Wollte man mich kategorisieren, würde man mich wohl als Arbeiterkind mit Migrationshintergrund beschreiben. Ich bin mit dem Gefühl aufgewachsen, dass ich mich in der Politik einbringen muss, weil meine Belange sonst nicht gehört werden. Meine Startbedingungen im Leben waren nicht besonders gut. Mein Vater floh einst vor dem Bürgerkrieg in Sierra Leone nach Deutschland. Meine Mutter lernte ihn kennen, als er noch im Asylbewerberheim wohnte. Sie trennten sich nach meiner Geburt.
Unter der Woche lebte ich im weißen Teil meiner Familie in einem kleinen Dorf, in dem ich das einzige schwarze Mädchen mit den komischen Haaren war. Am Wochenende war ich das schüchterne deutsche Mädchen inmitten meiner lebensfrohen, afrikanischen Familie. Heute bin ich stolz auf meine doppelten Wurzeln. Als ich aber 14 Jahre alt war, spitzte sich meine familiäre Situation so zu, dass ich den Haushalt meiner Mutter mit der Hilfe des Jugendamts verlassen musste.
Ich zog in die Außenwohngruppe eines Kinderheims.

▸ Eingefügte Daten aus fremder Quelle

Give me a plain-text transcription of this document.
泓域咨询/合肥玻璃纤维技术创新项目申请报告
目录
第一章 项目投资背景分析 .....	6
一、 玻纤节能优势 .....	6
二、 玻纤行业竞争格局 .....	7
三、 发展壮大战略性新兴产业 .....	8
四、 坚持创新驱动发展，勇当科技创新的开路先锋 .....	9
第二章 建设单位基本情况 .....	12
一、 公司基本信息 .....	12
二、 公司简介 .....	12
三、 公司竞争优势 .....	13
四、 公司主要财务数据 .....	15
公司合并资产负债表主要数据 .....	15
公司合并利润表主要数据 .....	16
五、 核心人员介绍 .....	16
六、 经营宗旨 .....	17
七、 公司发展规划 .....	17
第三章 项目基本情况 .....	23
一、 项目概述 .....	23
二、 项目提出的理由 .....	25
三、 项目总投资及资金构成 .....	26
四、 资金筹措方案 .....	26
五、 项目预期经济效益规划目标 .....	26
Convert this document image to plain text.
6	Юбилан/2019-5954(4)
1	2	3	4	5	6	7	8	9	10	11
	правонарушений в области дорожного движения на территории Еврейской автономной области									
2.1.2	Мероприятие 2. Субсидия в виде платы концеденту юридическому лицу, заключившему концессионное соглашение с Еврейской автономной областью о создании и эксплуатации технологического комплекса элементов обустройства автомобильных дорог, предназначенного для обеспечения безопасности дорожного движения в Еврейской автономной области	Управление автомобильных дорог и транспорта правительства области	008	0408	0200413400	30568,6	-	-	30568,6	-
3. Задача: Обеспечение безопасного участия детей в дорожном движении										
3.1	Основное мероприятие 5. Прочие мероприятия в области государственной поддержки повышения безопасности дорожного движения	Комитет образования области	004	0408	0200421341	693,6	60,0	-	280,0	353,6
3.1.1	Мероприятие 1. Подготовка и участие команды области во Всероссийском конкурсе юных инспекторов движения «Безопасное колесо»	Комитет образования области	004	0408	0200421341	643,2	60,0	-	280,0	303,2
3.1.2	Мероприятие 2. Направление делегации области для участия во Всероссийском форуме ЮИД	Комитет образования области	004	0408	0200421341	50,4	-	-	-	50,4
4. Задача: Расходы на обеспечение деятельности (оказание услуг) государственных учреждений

Mein Gymnasium wurde zu meinem eigentlichen Zufluchtsort. Ich musste schnell feststellen, dass Bildung zwar der Schlüssel für eine bessere Lebensperspektive ist, der Zugang aber vielen jungen Menschen mit ähnlicher Lebenssituation verwehrt bleibt. Trotz guter Noten musste ich lange gegen Widerstände kämpfen.
Während meines Psychologie-Studiums habe ich gelernt, wie allein Geschlechterrollen die Lebenschancen ungleich verteilen können. Ich habe in Deutschland trotz aller Umstände den sozialen Aufstieg geschafft. Doch in vielen Ländern können Mädchen weder zur Schule gehen noch arbeiten. Deshalb ist die Gleichstellung der Geschlechter zu einem wichtigen politischen Anliegen für mich geworden.
Die Aufnahme in das GEH DEINEN WEG-Stipendienprogramm war eine große Bestätigung für mich. Danach bin ich Jugendbotschafterin für die entwicklungspolitische Organisation „One“ geworden. Im vergangenen Jahr war ich Teil der deutschen Jugenddelegation beim Y7-Gipfel in Kanada. Am Rande des G7-Gipfels konnten wir mit Jugendlichen aus der ganzen Welt über ihre Perspektiven auf globale Probleme diskutieren und den Chef-Unterhändlern der Konferenz unsere politischen Forderungen vorstellen.
Ich will mich auch weiter dafür einsetzen, dass junge Menschen weltweit mehr gehört werden. Denn die großen globalen Fragen, zum Beispiel die Folgen des Brexits und des Klimawandels, werden vor allem uns betreffen. Es wäre schön, wenn ich daran mitwirken könnte, nachhaltige Strukturen für politische Mitbestimmung von jungen Menschen zu erreichen.